A Fierce Farewell: Gloria Naylor’s Literary Legacy
I first met Gloria Naylor when she visited the campus of the College of William and Mary during my junior year. I was part of a small group of students designated as her hosts while she was at the college. The Women of Brewster Place miniseries, starring Oprah Winfrey, Lynn Whitfield, Cicely Tyson, and Mary Alice, had aired in 1989 just two months before my high school graduation. And now the woman who had dared to create Black female characters with this level of complexity was on campus. To say that I was excited to meet her is an understatement
However, when we did meet, my just barely twenty-something-self thought Naylor to be a little off-putting. Now upon reflection, I realize that a better word to describe Naylor would be fierce, both in life and in her work. In The Women of Brewster Place (1982), Linden Hills (1985), Mama Day (1988), and Bailey’s Café (1992), she gave readers vibrant characters who were unapologetically themselves at all times, not unlike the woman who created them
During visits back to campus, I would think of Naylor often. As I began my own writing career, which has focused more on nonfiction than fiction, I had hopes of becoming a fierce writer myself. Much like Naylor, I wanted to set a benchmark of some kind that would mean I was “officially” a writer. For her, it was the completion of her quartet of novels. In a 1994 interview with D.C Denison of The Boston Globe Magazine, Naylor said, “I felt that by writing those four books, I would go through an apprenticeship to my craft. Then I would feel, within myself, that I was a writer.”
Our paths crossed again while I was a graduate student at Howard University and just a few years after Naylor had successfully completed her quartet. A National Book Award Winner, Naylor visited the community college near my home during National Library Week in April 1995. At the time, I was captivated by her most recent novel, Bailey’s Café and had decided to study biblical allusions in the work, which I saw as Naylor’s retelling of biblical stories from a woman’s point of view. During the Q&A portion of her talk, Naylor was asked how she handled the position of the female in the Old Testament. She responded without hesitation, saying simply, “I rewrote it.” Now that’s fierce.

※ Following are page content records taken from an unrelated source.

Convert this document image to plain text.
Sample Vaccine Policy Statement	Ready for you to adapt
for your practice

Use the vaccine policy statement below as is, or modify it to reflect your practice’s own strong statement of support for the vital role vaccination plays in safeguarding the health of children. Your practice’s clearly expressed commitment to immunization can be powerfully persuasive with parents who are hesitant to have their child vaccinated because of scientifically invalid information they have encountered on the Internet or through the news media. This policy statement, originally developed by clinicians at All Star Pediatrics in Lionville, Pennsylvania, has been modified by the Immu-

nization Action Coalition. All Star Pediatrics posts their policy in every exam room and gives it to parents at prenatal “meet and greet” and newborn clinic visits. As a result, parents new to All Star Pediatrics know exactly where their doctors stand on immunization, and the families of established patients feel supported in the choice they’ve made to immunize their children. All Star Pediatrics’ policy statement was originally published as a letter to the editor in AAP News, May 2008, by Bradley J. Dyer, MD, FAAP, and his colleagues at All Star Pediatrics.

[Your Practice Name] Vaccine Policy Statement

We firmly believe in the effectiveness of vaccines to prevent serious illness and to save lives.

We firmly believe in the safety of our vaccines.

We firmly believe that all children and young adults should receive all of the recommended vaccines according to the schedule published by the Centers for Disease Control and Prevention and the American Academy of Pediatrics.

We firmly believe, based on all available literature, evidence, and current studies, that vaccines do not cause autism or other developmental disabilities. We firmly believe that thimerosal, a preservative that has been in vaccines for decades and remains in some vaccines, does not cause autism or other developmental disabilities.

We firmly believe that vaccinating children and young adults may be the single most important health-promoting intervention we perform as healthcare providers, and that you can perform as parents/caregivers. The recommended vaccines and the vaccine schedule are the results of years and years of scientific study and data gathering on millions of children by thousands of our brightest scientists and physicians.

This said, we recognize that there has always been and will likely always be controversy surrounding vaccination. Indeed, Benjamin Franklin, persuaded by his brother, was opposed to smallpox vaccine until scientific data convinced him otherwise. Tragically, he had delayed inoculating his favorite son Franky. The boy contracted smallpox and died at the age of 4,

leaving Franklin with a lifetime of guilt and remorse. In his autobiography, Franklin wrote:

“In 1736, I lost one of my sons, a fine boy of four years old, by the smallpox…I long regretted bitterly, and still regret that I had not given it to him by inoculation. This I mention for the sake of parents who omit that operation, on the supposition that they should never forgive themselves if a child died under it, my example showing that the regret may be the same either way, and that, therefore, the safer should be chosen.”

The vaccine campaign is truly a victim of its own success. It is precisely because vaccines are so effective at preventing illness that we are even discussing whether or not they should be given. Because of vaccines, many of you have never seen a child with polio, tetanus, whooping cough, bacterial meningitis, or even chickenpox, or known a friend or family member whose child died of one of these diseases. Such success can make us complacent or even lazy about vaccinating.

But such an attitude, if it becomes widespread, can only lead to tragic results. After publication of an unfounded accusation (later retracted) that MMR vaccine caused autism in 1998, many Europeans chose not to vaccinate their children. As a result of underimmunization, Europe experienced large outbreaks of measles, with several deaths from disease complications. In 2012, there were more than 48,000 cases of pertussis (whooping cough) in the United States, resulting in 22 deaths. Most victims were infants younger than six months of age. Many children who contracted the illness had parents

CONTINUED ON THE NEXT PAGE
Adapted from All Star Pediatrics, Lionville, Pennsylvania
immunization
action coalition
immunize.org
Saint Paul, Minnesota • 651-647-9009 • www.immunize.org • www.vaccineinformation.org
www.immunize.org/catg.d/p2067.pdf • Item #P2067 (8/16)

Naylor and I had a brief exchange as she was leaving that evening, and she told me, “When I started writing, I thought what would these stories be like if these women were telling their own stories?” I and so many other writers and readers will be forever grateful to her for daring to ask that question, for being fierce enough to challenge the expected. Perhaps, it is Naylor’s character Eve in Bailey’s Café who best speaks for her life and work: “And I don’t spend a lot of time with the right or wrong, good or bad of what I am – I am” (Random House, 1993, p. 85).
Thank you for being you, Gloria Naylor. Your fierceness will be missed.